I don't quickly claim "NY cred" but if the prez candidates are going to do it -- I am too because I have far more than any of them and I'm from the midwest. I commuted, worked, and gave birth (twice, plus one miscarriage) in the greatest city in the world. And I've barely scratched the surface of the cred. There are the temp jobs, the inlaws, the husband, the firehouse across our apartment, the park that overlooked the towers, the parties, the brunches, the friends, the family, the love, the spring breaks, the vacations, the plane tickets, the Irish pubs, the Italian restaurants, the baby stroller walks, the ernest people, and the visitor tours. I feel I don't have the right to comment on 911 losses.
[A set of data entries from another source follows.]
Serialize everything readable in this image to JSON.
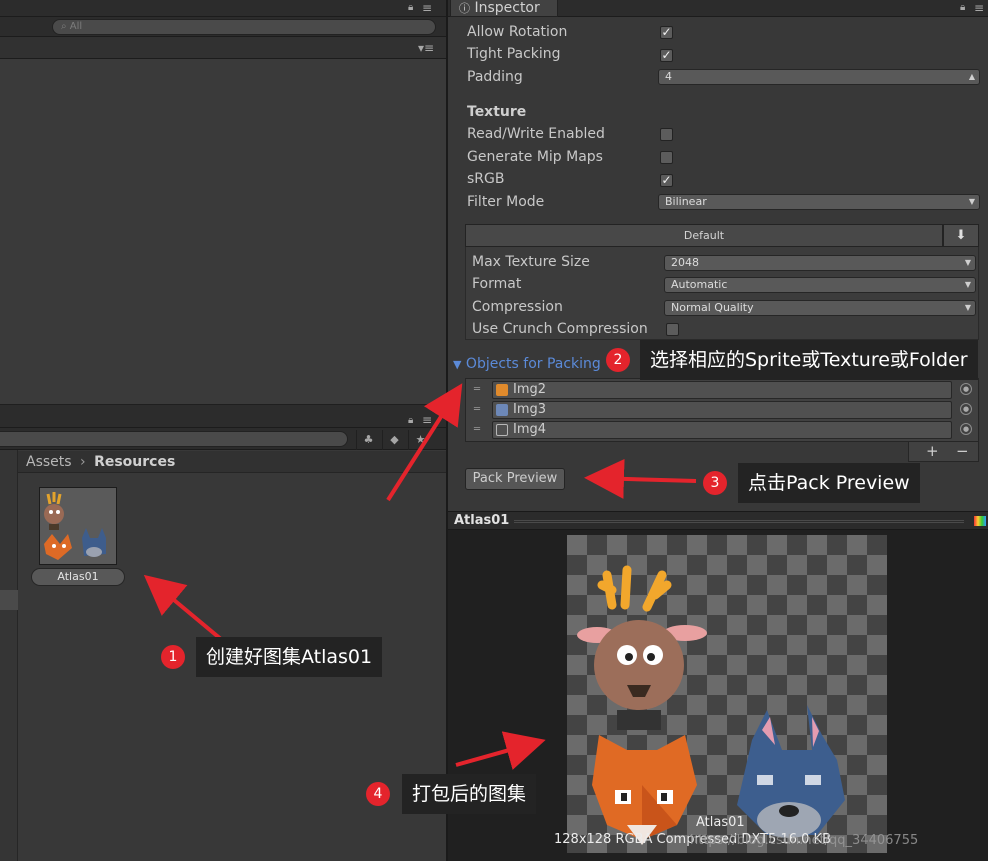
{
  "hierarchy": {
    "search_placeholder": "All"
  },
  "project": {
    "breadcrumb": [
      "Assets",
      "Resources"
    ],
    "asset_name": "Atlas01"
  },
  "inspector": {
    "tab_title": "Inspector",
    "settings": [
      {
        "label": "Allow Rotation",
        "checked": true
      },
      {
        "label": "Tight Packing",
        "checked": true
      },
      {
        "label": "Padding",
        "value": "4"
      }
    ],
    "texture_section": "Texture",
    "texture": [
      {
        "label": "Read/Write Enabled",
        "checked": false
      },
      {
        "label": "Generate Mip Maps",
        "checked": false
      },
      {
        "label": "sRGB",
        "checked": true
      },
      {
        "label": "Filter Mode",
        "value": "Bilinear"
      }
    ],
    "platform_tab": "Default",
    "platform": [
      {
        "label": "Max Texture Size",
        "value": "2048"
      },
      {
        "label": "Format",
        "value": "Automatic"
      },
      {
        "label": "Compression",
        "value": "Normal Quality"
      },
      {
        "label": "Use Crunch Compression",
        "checked": false
      }
    ],
    "objects_title": "Objects for Packing",
    "objects": [
      "Img2",
      "Img3",
      "Img4"
    ],
    "pack_preview_label": "Pack Preview"
  },
  "preview": {
    "title": "Atlas01",
    "name": "Atlas01",
    "info": "128x128 RGBA Compressed DXT5  16.0 KB"
  },
  "annotations": [
    {
      "num": "1",
      "text": "创建好图集Atlas01"
    },
    {
      "num": "2",
      "text": "选择相应的Sprite或Texture或Folder"
    },
    {
      "num": "3",
      "text": "点击Pack Preview"
    },
    {
      "num": "4",
      "text": "打包后的图集"
    }
  ],
  "watermark": "https://blog.csdn.net/qq_34406755",
  "colors": {
    "annotation_red": "#e4242c",
    "link_blue": "#5b8ad8",
    "callout_bg": "#232323"
  }
}
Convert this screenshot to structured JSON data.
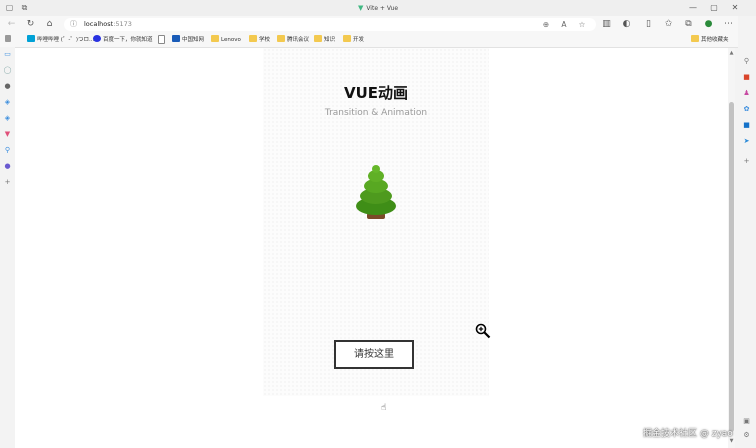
{
  "window": {
    "title": "Vite + Vue"
  },
  "address": {
    "host": "localhost",
    "port": ":5173"
  },
  "bookmarks": [
    {
      "label": "哔哩哔哩 (゜-゜)つロ...",
      "icon": "tv-icon",
      "color": "#00a1d6"
    },
    {
      "label": "百度一下，你就知道",
      "icon": "baidu-icon",
      "color": "#2932e1"
    },
    {
      "label": "",
      "icon": "page-icon",
      "color": "#888888"
    },
    {
      "label": "中国知网",
      "icon": "cnki-icon",
      "color": "#1a5cb8"
    },
    {
      "label": "Lenovo",
      "icon": "folder-icon",
      "color": "#f3c94f"
    },
    {
      "label": "学校",
      "icon": "folder-icon",
      "color": "#f3c94f"
    },
    {
      "label": "腾讯会议",
      "icon": "folder-icon",
      "color": "#f3c94f"
    },
    {
      "label": "知识",
      "icon": "folder-icon",
      "color": "#f3c94f"
    },
    {
      "label": "开发",
      "icon": "folder-icon",
      "color": "#f3c94f"
    }
  ],
  "other_favorites": "其他收藏夹",
  "page": {
    "title": "VUE动画",
    "subtitle": "Transition & Animation",
    "button_label": "请按这里"
  },
  "watermark": "掘金技术社区 @ zyao",
  "colors": {
    "tree_green": "#4e9a1e",
    "trunk": "#7b4a28",
    "vue_green": "#41b883"
  }
}
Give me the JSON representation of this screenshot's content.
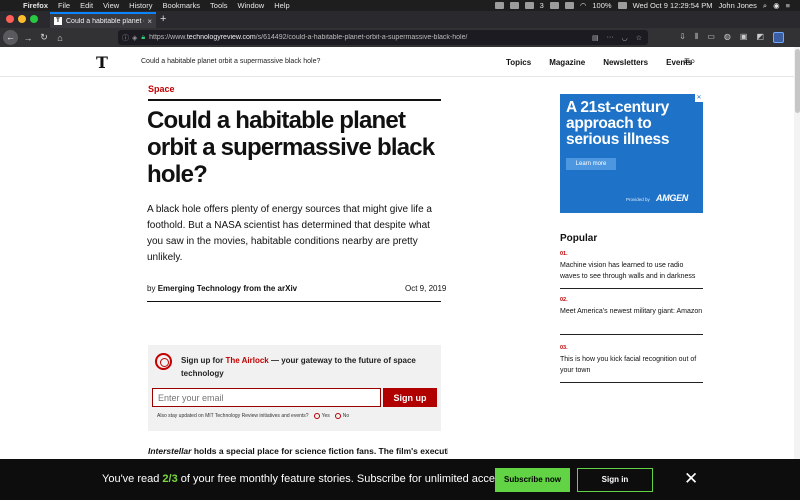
{
  "menubar": {
    "app": "Firefox",
    "menus": [
      "File",
      "Edit",
      "View",
      "History",
      "Bookmarks",
      "Tools",
      "Window",
      "Help"
    ],
    "badge_count": "3",
    "battery": "100%",
    "datetime": "Wed Oct 9  12:29:54 PM",
    "user": "John Jones"
  },
  "browser": {
    "tab_title": "Could a habitable planet orbit a",
    "url_prefix": "https://www.",
    "url_domain": "technologyreview.com",
    "url_path": "/s/614492/could-a-habitable-planet-orbit-a-supermassive-black-hole/"
  },
  "site": {
    "logo": "T",
    "header_title": "Could a habitable planet orbit a supermassive black hole?",
    "nav": [
      "Topics",
      "Magazine",
      "Newsletters",
      "Events"
    ]
  },
  "article": {
    "section": "Space",
    "headline": "Could a habitable planet orbit a supermassive black hole?",
    "dek": "A black hole offers plenty of energy sources that might give life a foothold. But a NASA scientist has determined that despite what you saw in the movies, habitable conditions nearby are pretty unlikely.",
    "byline_prefix": "by",
    "author": "Emerging Technology from the arXiv",
    "date": "Oct 9, 2019",
    "body_italic": "Interstellar",
    "body_rest": "holds a special place for science fiction fans. The film's executive"
  },
  "newsletter": {
    "text_prefix": "Sign up for",
    "name": "The Airlock",
    "text_suffix": "— your gateway to the future of space technology",
    "email_placeholder": "Enter your email",
    "button": "Sign up",
    "consent": "Also stay updated on MIT Technology Review initiatives and events?",
    "yes": "Yes",
    "no": "No"
  },
  "ad": {
    "headline": "A 21st-century approach to serious illness",
    "button": "Learn more",
    "provided_by": "Provided by",
    "brand": "AMGEN"
  },
  "popular": {
    "title": "Popular",
    "items": [
      {
        "num": "01.",
        "text": "Machine vision has learned to use radio waves to see through walls and in darkness"
      },
      {
        "num": "02.",
        "text": "Meet America's newest military giant: Amazon"
      },
      {
        "num": "03.",
        "text": "This is how you kick facial recognition out of your town"
      }
    ]
  },
  "paywall": {
    "before": "You've read",
    "count": "2/3",
    "after": "of your free monthly feature stories. Subscribe for unlimited access.",
    "subscribe": "Subscribe now",
    "signin": "Sign in",
    "close": "✕"
  }
}
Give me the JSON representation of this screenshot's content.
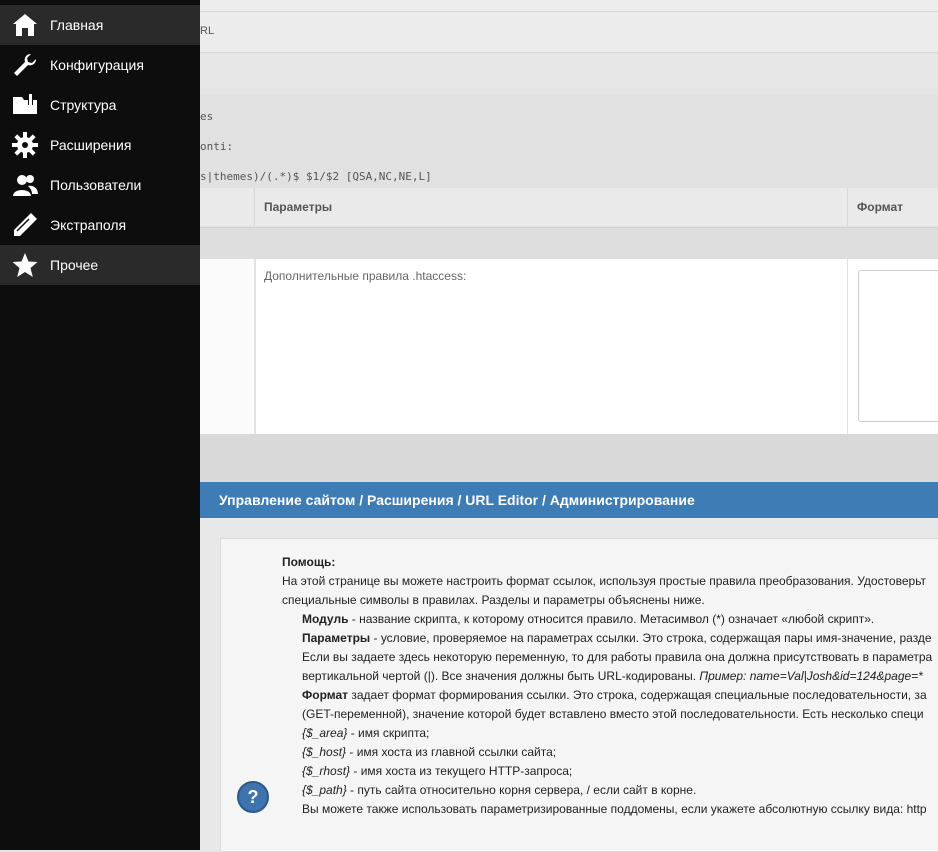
{
  "sidebar": {
    "items": [
      {
        "label": "Главная",
        "icon": "home-icon"
      },
      {
        "label": "Конфигурация",
        "icon": "wrench-icon"
      },
      {
        "label": "Структура",
        "icon": "folder-icon"
      },
      {
        "label": "Расширения",
        "icon": "gear-icon"
      },
      {
        "label": "Пользователи",
        "icon": "users-icon"
      },
      {
        "label": "Экстраполя",
        "icon": "pencil-icon"
      },
      {
        "label": "Прочее",
        "icon": "star-icon"
      }
    ]
  },
  "top": {
    "url_fragment": "RL",
    "code_line1": "es",
    "code_line2": "onti:",
    "code_line3": "s|themes)/(.*)$ $1/$2 [QSA,NC,NE,L]"
  },
  "table": {
    "headers": {
      "params": "Параметры",
      "format": "Формат"
    },
    "row_params_text": "Дополнительные правила .htaccess:"
  },
  "breadcrumb": "Управление сайтом / Расширения / URL Editor / Администрирование",
  "help": {
    "title": "Помощь:",
    "intro1": "На этой странице вы можете настроить формат ссылок, используя простые правила преобразования. Удостоверьт",
    "intro2": "специальные символы в правилах. Разделы и параметры объяснены ниже.",
    "module_term": "Модуль",
    "module_text": " - название скрипта, к которому относится правило. Метасимвол (*) означает «любой скрипт».",
    "params_term": "Параметры",
    "params_text": " - условие, проверяемое на параметрах ссылки. Это строка, содержащая пары имя-значение, разде",
    "params_line2": "Если вы задаете здесь некоторую переменную, то для работы правила она должна присутствовать в параметра",
    "params_line3a": "вертикальной чертой (|). Все значения должны быть URL-кодированы. ",
    "params_line3b": "Пример: name=Val|Josh&id=124&page=*",
    "format_term": "Формат",
    "format_text": " задает формат формирования ссылки. Это строка, содержащая специальные последовательности, за",
    "format_line2": "(GET-переменной), значение которой будет вставлено вместо этой последовательности. Есть несколько специ",
    "vars": [
      {
        "name": "{$_area}",
        "text": " - имя скрипта;"
      },
      {
        "name": "{$_host}",
        "text": " - имя хоста из главной ссылки сайта;"
      },
      {
        "name": "{$_rhost}",
        "text": " - имя хоста из текущего HTTP-запроса;"
      },
      {
        "name": "{$_path}",
        "text": " - путь сайта относительно корня сервера, / если сайт в корне."
      }
    ],
    "last_line": "Вы можете также использовать параметризированные поддомены, если укажете абсолютную ссылку вида: http"
  },
  "colors": {
    "breadcrumb": "#3d7cb5",
    "sidebar": "#0d0d0d"
  }
}
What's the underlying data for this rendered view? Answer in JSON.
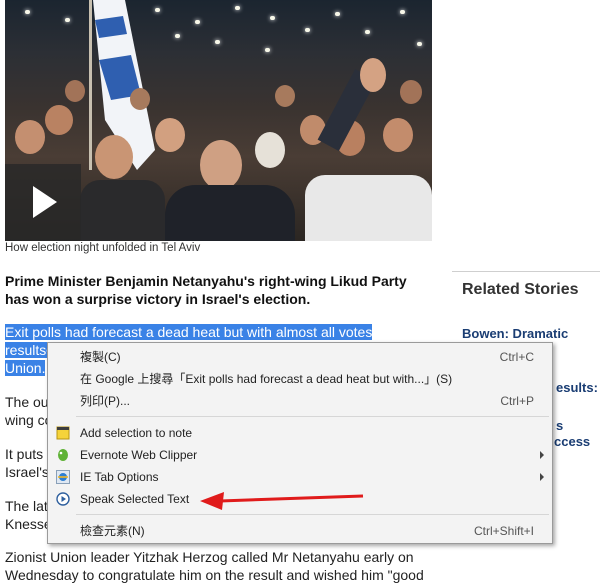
{
  "photo": {
    "caption": "How election night unfolded in Tel Aviv",
    "play_icon": "play-icon"
  },
  "article": {
    "headline": "Prime Minister Benjamin Netanyahu's right-wing Likud Party has won a surprise victory in Israel's election.",
    "sel_line1": "Exit polls had forecast a dead heat but with almost all votes counted,",
    "sel_line2_start": "results",
    "sel_line3_start": "Union.",
    "p2_start": "The ou",
    "p2_line2": "wing co",
    "p3_start": "It puts",
    "p3_line2": "Israel's",
    "p4_start": "The lat",
    "p4_line2": "Knesse",
    "p5_line1": "Zionist Union leader Yitzhak Herzog called Mr Netanyahu early on",
    "p5_line2": "Wednesday to congratulate him on the result and wished him \"good"
  },
  "related": {
    "title": "Related Stories",
    "link1": "Bowen: Dramatic",
    "link2_fragment": "esults:",
    "link3_fragment": "s",
    "link4_fragment": "ccess"
  },
  "context_menu": {
    "items": [
      {
        "label": "複製(C)",
        "shortcut": "Ctrl+C"
      },
      {
        "label": "在 Google 上搜尋「Exit polls had forecast a dead heat but with...」(S)",
        "shortcut": ""
      },
      {
        "label": "列印(P)...",
        "shortcut": "Ctrl+P"
      },
      {
        "label": "Add selection to note",
        "shortcut": "",
        "icon": "note-icon"
      },
      {
        "label": "Evernote Web Clipper",
        "shortcut": "",
        "icon": "evernote-icon",
        "submenu": true
      },
      {
        "label": "IE Tab Options",
        "shortcut": "",
        "icon": "ie-tab-icon",
        "submenu": true
      },
      {
        "label": "Speak Selected Text",
        "shortcut": "",
        "icon": "speak-icon"
      },
      {
        "label": "檢查元素(N)",
        "shortcut": "Ctrl+Shift+I"
      }
    ]
  },
  "colors": {
    "selection": "#3a82e6",
    "link": "#1a3d73",
    "annotation_arrow": "#e01b1b"
  }
}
I don't go there. Feels too sacred. (Though at least one prez candidate goes there.)

South Dakota prairie
There are also the days and weeks and years I felt claustrophobic and longed for open space. Prairie-sized space. I needed big sky and fresh wind. I needed to breathe cold winter air instead of apartment heat.

My point being this. There is no prez candidate who can claim or denounce "NYC values." They didn't give birth in failing hospitals. They didn't ride the subway. I only did it for six years but millions of people do it for decades or a whole lifetime. (Some take a bus to a train to a boat.) Its a rough way to get home. My current commute is a nine minute drive in my private Prius, with a full cup of coffee and the lovely Iowa Public Radio.

All this and I'm still a NYC outsider. How can any prez candidate claim to own "NCY values?" Or worse, to insult NCY values? Especially the one who lives in golden towers and travels in helicopters (in city) and jets (in country)? Nope. I'm more New York than that. And quite honestly, I really more midwest.

Now to solve my prez campaign addiction.

All for now. Thanks, friends.

~ TDMS

P.S. For the record, I'm voting for Hillary or Bernie, whoever gets the nomination. They are both supremely qualified.